Most of this chapter paints a fairly bleak picture of the power of graphic representations compared to textual representation. We look here at some of the advantages of the visual that do not show up in a density metric.

First, we invite the reader to try the following problem:

Given the following edge list, how many steps is node a from node b?

<<a, c>, <a, e>, <b, d>, <c, e>, <e, d>>

Now try this:

Given the following diagram, how many steps is node a from node b?

Figure 7.40. Test graph.

In order to figure the question out from the textual representation, one must scan the list and try out a few dead ends before finding the shortest path is <a, e, d, b>. But in looking at the graphic representation, it is possible to sense what the pattern is. For a computer program, the situation is analogous - it would be faster to search a pointer representation of the graph with parallel processors than it would be to scan a list.

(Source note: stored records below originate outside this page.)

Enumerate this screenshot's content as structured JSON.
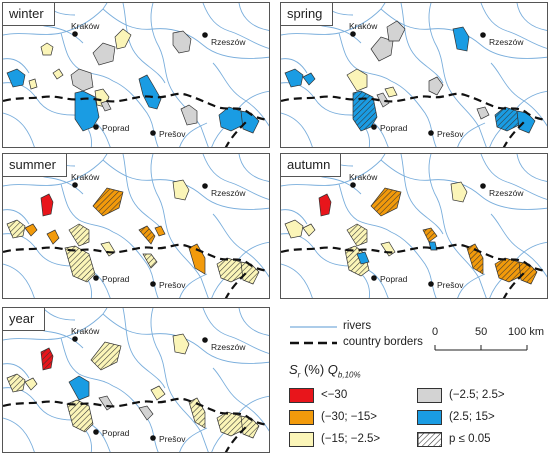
{
  "seasons": [
    "winter",
    "spring",
    "summer",
    "autumn",
    "year"
  ],
  "cities": [
    "Kraków",
    "Rzeszów",
    "Poprad",
    "Prešov"
  ],
  "legend": {
    "rivers_label": "rivers",
    "borders_label": "country borders",
    "index_main": "S",
    "index_sub": "r",
    "index_unit": " (%) ",
    "index_q": "Q",
    "index_q_sub": "b,10%",
    "classes": [
      {
        "label": "<−30",
        "color": "#e8151b"
      },
      {
        "label": "(−30; −15>",
        "color": "#f29a0b"
      },
      {
        "label": "(−15; −2.5>",
        "color": "#fbf5b8"
      },
      {
        "label": "(−2.5; 2.5>",
        "color": "#d3d3d3"
      },
      {
        "label": "(2.5; 15>",
        "color": "#1a9ce3"
      },
      {
        "label": "p ≤ 0.05",
        "color": "hatched"
      }
    ],
    "scale": {
      "ticks": [
        "0",
        "50",
        "100 km"
      ]
    }
  }
}
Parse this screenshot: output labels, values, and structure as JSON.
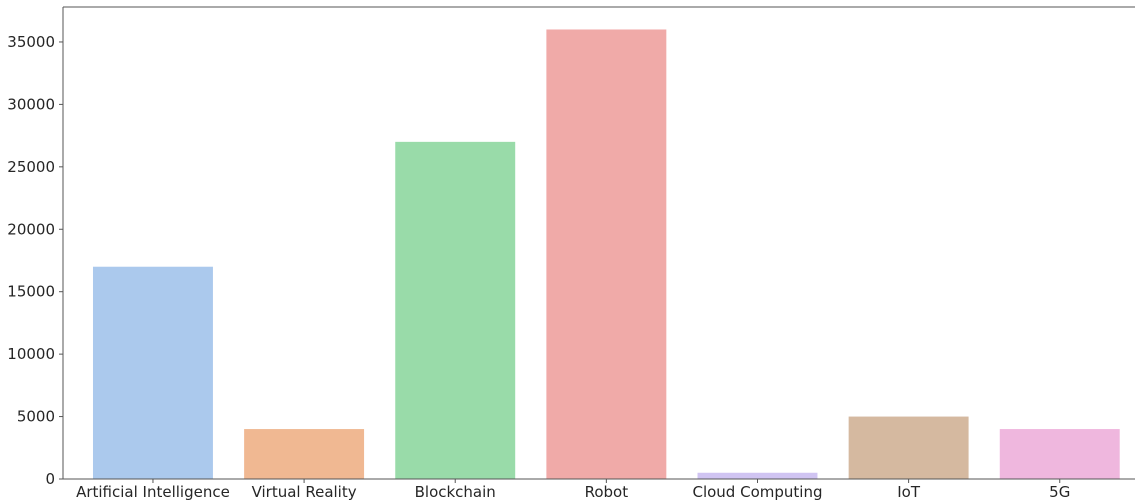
{
  "chart_data": {
    "type": "bar",
    "title": "",
    "xlabel": "",
    "ylabel": "",
    "categories": [
      "Artificial Intelligence",
      "Virtual Reality",
      "Blockchain",
      "Robot",
      "Cloud Computing",
      "IoT",
      "5G"
    ],
    "values": [
      17000,
      4000,
      27000,
      36000,
      500,
      5000,
      4000
    ],
    "colors": [
      "#abc9ed",
      "#f0b892",
      "#99dba9",
      "#f0aaa8",
      "#d0c4f2",
      "#d5b9a0",
      "#efb7de"
    ],
    "ylim": [
      0,
      37800
    ],
    "yticks": [
      0,
      5000,
      10000,
      15000,
      20000,
      25000,
      30000,
      35000
    ],
    "ytick_labels": [
      "0",
      "5000",
      "10000",
      "15000",
      "20000",
      "25000",
      "30000",
      "35000"
    ],
    "grid": false,
    "legend": "none"
  }
}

The work of Anderson (1983) on cognition distinguishes between spatial images, temporal strings, and abstract propositions, claiming there is evidence of all three forms being used in human cognition. This work represents a change of viewpoint, as prior to the work of Kosslyn (1980) documenting the use of internal imagery, Anderson, with many other psychologists following him, believed that all cognition could be explained in terms of abstract propositions.

Nadin (1984) makes the distinction between sequences and configurations. Configurations derive their power from their ability to seen all at once. He also points out the drawback of the visual:

the concreteness of the image renders it incapable of attaining the level of self-expression (meta-level).

This is in fact the problem we saw in chapter 2: there is no satisfactory graphic expression of recursion. Self-reference needs the power of naming, which is not a visual concept.

Yet for the transitive closure problem shown above, no textual representation will allow us to process the information as well.

We saw the visual work well on the creation of weighted graphs, as well as on the graph-like structures of high-level system design. We saw that the visual is even efficient in information terms in the expressions of graphs. It is those things that we can speak of as being spatial, configurational, that seem to work best with graphic representation.

Computer programming involves many different kinds of thinking. There is a sequential mode of thought, especially in imperative languages. There is a very abstract, propositional form of thought, especially in the use of recursion or generics. And there is a spatial mode of thought, concerned with places and relations between different components.

It is difficult to know what is going on in the mind of a programmer. But if the sequential, the symbolic, and the spatial are all used in programming, as the work of Anderson implies, it suggests that programming activity might need more than one language in more than one modality. Certainly a visual programming language alone will not obsolete the need for textual languages. The textual representation is the more powerful for general programming. But for other aspects of the programming activity, both our experience and our measurements suggest that graphic representation is useful.